As I noted above, any serious cost-benefit analysis would immediately show that lockdowns are not worth it. Yet as you say no Western government has published any to justify their policy. This is particularly surprising when you know that, in most Western governments, the use of cost-benefit analyses is largely institutionalized and the authorities are often required to make one before they can embark on projects as banal as building a bridge. Yet they apparently didn’t feel the need to publish a cost-benefit analysis to justify what are effectively the largest attacks on individual freedoms in the West since the end of World War 2. One interpretation is they realise that, as I noted above, no cost-benefit analysis would ever vindicate lockdowns. But this wouldn’t explain why they are pursuing lockdowns and I don’t believe in that explanation for a second anyway. In a way, if that were really the explanation, I would almost find that reassuring because it would at least imply a level of competence and understanding which I think is entirely lacking from our political leaders. Rather, I think their decisions are the result of a combination of cluelessness not just on their part but also on the part of their advisors and a variety of bad incentives that conspire to create absurd policies, such as the desire not to leave themselves open to the accusation of not having done anything to curb the epidemic. This desire must be strong as they are constantly under pressure from the largely pro-lockdown media to enact more restrictions. In order to answer this unremitting call to “do something”, they do something, even if that’s completely absurd, as long as they have something to show to the people who constantly ask them to “do something”. The idea of measuring the costs of their decisions against their supposed benefits often doesn’t even enter their heads because their decision-process is not governed by rational considerations, but rather by this ungodly combination of emotion, illusion of control, bad incentives and even worse advice.
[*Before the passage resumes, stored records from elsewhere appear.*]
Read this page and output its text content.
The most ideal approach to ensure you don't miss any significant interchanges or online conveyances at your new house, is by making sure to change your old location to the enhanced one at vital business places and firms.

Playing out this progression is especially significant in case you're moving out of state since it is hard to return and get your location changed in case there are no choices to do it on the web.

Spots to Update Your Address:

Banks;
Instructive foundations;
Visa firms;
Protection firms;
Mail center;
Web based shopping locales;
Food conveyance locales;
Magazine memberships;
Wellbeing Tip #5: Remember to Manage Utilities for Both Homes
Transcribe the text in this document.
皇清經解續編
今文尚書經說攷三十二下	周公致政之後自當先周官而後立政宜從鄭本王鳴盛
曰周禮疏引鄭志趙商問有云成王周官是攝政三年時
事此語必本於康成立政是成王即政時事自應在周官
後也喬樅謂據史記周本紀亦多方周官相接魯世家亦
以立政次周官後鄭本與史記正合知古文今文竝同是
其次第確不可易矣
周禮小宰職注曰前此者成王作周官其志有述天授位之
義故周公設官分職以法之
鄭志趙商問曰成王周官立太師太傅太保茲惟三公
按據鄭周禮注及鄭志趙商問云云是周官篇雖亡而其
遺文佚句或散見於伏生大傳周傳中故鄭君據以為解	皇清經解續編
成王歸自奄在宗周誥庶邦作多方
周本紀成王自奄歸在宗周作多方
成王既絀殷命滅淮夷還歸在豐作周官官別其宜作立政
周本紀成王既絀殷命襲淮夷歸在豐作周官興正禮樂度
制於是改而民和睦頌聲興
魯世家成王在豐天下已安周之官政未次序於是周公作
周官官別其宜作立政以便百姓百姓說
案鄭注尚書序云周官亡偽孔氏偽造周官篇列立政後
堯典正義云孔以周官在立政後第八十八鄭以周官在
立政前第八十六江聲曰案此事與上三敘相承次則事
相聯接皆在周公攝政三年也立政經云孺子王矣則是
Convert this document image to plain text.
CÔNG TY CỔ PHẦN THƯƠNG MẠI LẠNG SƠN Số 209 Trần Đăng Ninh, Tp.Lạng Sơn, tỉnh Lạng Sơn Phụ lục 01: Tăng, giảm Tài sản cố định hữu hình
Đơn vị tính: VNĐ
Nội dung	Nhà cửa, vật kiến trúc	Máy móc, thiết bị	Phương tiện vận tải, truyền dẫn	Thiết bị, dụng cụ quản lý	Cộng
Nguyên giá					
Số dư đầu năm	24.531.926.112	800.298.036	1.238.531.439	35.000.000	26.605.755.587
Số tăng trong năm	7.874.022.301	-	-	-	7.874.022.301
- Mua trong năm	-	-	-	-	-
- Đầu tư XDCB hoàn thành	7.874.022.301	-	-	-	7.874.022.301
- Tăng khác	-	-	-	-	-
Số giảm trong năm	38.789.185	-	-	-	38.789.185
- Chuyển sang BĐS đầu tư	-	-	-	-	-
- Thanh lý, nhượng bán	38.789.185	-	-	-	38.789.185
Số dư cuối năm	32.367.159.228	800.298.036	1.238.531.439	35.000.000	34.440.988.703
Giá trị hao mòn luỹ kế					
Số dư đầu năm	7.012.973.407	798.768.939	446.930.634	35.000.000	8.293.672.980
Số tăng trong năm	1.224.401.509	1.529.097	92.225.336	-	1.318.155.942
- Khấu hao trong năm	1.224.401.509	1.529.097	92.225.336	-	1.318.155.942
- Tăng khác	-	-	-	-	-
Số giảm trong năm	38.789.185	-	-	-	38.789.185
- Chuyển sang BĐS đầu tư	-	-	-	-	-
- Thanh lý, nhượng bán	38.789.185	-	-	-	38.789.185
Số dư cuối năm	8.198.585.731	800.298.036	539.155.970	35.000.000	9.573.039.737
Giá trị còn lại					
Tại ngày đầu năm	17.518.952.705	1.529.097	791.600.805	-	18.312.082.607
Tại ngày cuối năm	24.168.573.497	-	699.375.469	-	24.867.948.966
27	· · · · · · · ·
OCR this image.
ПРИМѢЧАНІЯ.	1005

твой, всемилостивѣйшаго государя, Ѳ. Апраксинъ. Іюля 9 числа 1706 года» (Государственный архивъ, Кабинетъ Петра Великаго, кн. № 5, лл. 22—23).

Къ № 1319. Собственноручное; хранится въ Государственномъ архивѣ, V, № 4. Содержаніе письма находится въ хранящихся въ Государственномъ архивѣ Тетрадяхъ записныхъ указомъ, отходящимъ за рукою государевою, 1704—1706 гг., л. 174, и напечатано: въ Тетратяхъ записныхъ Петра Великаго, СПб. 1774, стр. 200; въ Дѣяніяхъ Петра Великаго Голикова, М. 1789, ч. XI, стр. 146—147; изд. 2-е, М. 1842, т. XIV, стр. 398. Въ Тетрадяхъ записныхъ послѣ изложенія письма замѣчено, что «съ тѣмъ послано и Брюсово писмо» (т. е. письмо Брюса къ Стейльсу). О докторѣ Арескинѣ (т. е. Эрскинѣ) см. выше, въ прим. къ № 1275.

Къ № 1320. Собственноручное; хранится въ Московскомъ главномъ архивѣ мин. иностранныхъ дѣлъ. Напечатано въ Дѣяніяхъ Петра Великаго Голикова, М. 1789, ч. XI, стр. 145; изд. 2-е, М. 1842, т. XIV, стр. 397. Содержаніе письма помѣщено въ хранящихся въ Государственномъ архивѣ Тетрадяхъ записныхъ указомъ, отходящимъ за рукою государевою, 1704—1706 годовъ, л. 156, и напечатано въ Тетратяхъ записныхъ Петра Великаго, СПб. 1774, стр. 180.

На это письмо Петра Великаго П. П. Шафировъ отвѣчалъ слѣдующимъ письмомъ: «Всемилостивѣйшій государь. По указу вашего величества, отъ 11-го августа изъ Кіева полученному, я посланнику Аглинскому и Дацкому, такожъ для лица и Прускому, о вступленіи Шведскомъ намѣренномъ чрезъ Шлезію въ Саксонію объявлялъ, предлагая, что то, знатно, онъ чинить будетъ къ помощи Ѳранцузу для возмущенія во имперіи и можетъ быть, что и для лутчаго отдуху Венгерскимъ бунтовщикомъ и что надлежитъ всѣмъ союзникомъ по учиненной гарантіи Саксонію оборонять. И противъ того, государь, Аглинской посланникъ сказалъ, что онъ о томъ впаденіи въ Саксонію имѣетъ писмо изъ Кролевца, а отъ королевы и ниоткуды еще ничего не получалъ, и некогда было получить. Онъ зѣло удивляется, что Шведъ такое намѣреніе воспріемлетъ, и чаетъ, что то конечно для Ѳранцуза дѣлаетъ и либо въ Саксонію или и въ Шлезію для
You’re a Frenchman. Given what we know now, what should Emmanuel Macron have done in March of 2020?

With the benefit of hindsight, I think he should have just told people to try to limit their contacts to reduce the amount of stress on hospitals, but leave them free to make their own choices and focus his efforts on preparing government services to respond as best as possible. I think there are lots of reasons to blame Macron and French officials for their conduct at the beginning of the pandemic, especially for their lack of preparation and their carelessness in the weeks leading up to the explosion of cases in the country, but if we put aside the lies they told repeatedly during that period and since then, they at least had the excuse that we didn’t know much about the virus and how different policies would affect spread. I was in favour of the first lockdown and, while I now think that I was wrong and that I should have predicted lockdowns would become entrenched after we had used them once, it was a genuinely difficult decision because we didn’t know much. But after the first wave there was no longer any excuse and Macron should be judged harshly for keeping us more or less locked down for months after the first wave, even though it was already very clear by that point that restrictions did not make a very large difference to transmission, yet had a very negative impact on the population’s well-being.